I sat down, because this was clearly not a simple question to answer.
Nuts and bolts, a PM on this co-worker’s team had approached an engineer in this manner. It obviously irked said developer and was voicing his frustration. After a few more qualifying questions surrounding the experience, I ventured some honest words that hopefully shed some needed perspective on the situation.
Truth is, I have approached team members with that request. I’m not proud of it, and wish I could tell the interested party I had never strayed.
Reason for that is, self-managing teams should never need to be micro-managed or suffocated with needless questions during the course of their work day. Scrum masters are taught to bring a notebook and take notes on what is going to be accomplished that day and then wait for the next morning to validate if that happened. Once upon a time, I was meticulous in this exercise because I wanted to have a written track record of how successful the day was for everyone and be able to point out when roadblocks were cropping up.
(In fact, I would still recommend this activity for new SMs, PMs or Ms of any kind. It’s a good muscle to train to keep up with the daily tasks of your teams.)
The challenge leads back to expectations, I warned. If you say that you will only have a meeting to discuss progress once a day, you must leave them to it and swallow your questions. If you pester them throughout the day with status updates, you will only create an unsafe atmosphere for them to raise their hands for help. I had to learn that lesson the hard way once upon a time.
That being said, you can find all sorts of ways to get status without pestering. If a dev is waiting on a comp from art, there’s nothing wrong with asking either party if the deliverable had been met.
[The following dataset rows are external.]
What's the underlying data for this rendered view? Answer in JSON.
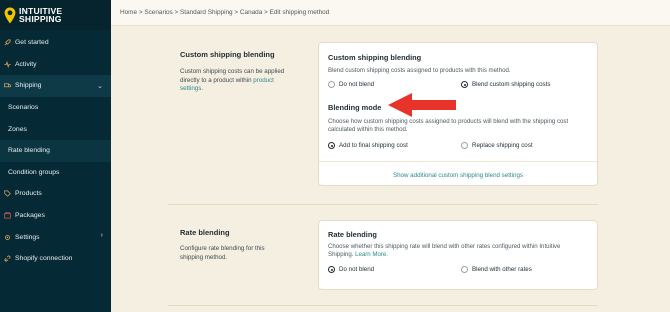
{
  "brand": {
    "line1": "INTUITIVE",
    "line2": "SHIPPING"
  },
  "sidebar": {
    "items": [
      {
        "label": "Get started"
      },
      {
        "label": "Activity"
      },
      {
        "label": "Shipping"
      },
      {
        "label": "Scenarios"
      },
      {
        "label": "Zones"
      },
      {
        "label": "Rate blending"
      },
      {
        "label": "Condition groups"
      },
      {
        "label": "Products"
      },
      {
        "label": "Packages"
      },
      {
        "label": "Settings"
      },
      {
        "label": "Shopify connection"
      }
    ]
  },
  "breadcrumb": "Home > Scenarios > Standard Shipping > Canada > Edit shipping method",
  "custom_blending": {
    "section_title": "Custom shipping blending",
    "section_desc": "Custom shipping costs can be applied directly to a product within ",
    "section_link": "product settings",
    "section_desc_end": ".",
    "card_title": "Custom shipping blending",
    "card_text": "Blend custom shipping costs assigned to products with this method.",
    "opt_no": "Do not blend",
    "opt_yes": "Blend custom shipping costs",
    "mode_title": "Blending mode",
    "mode_text": "Choose how custom shipping costs assigned to products will blend with the shipping cost calculated within this method.",
    "mode_add": "Add to final shipping cost",
    "mode_replace": "Replace shipping cost",
    "show_more": "Show additional custom shipping blend settings"
  },
  "rate_blending": {
    "section_title": "Rate blending",
    "section_desc": "Configure rate blending for this shipping method.",
    "card_title": "Rate blending",
    "card_text": "Choose whether this shipping rate will blend with other rates configured within Intuitive Shipping. ",
    "learn_more": "Learn More.",
    "opt_no": "Do not blend",
    "opt_yes": "Blend with other rates"
  },
  "colors": {
    "sidebar": "#062a35",
    "accent": "#2b8a8b",
    "arrow": "#e8332a",
    "background": "#f5efe1"
  }
}
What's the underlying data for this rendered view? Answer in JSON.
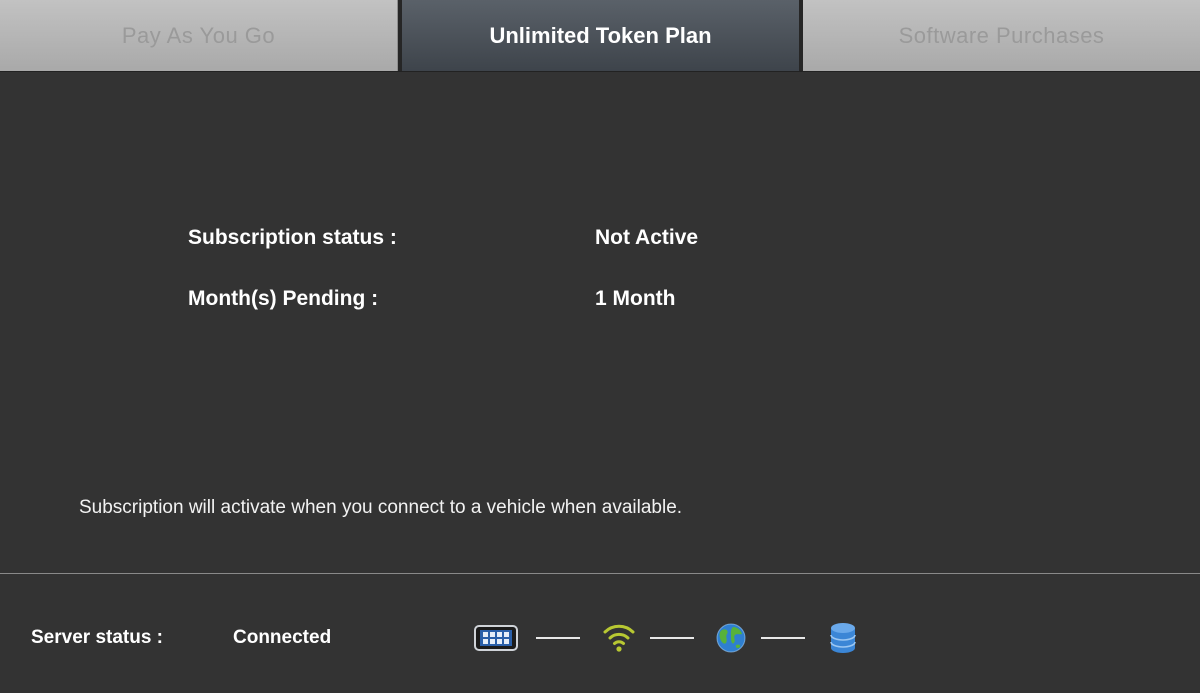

If QA finds a high priority bug, you are more than welcome to ask what an engineer is in the middle of so you can re-prioritize.
You could just ask for permission to change the rules for a day — like on release days — but that would just teach the team that you can change the rules whenever it suits you. Respect boundaries first and then learn how to push them on occasion.
As I said when I ended the conversation, “protecting the team sometimes means even from you.”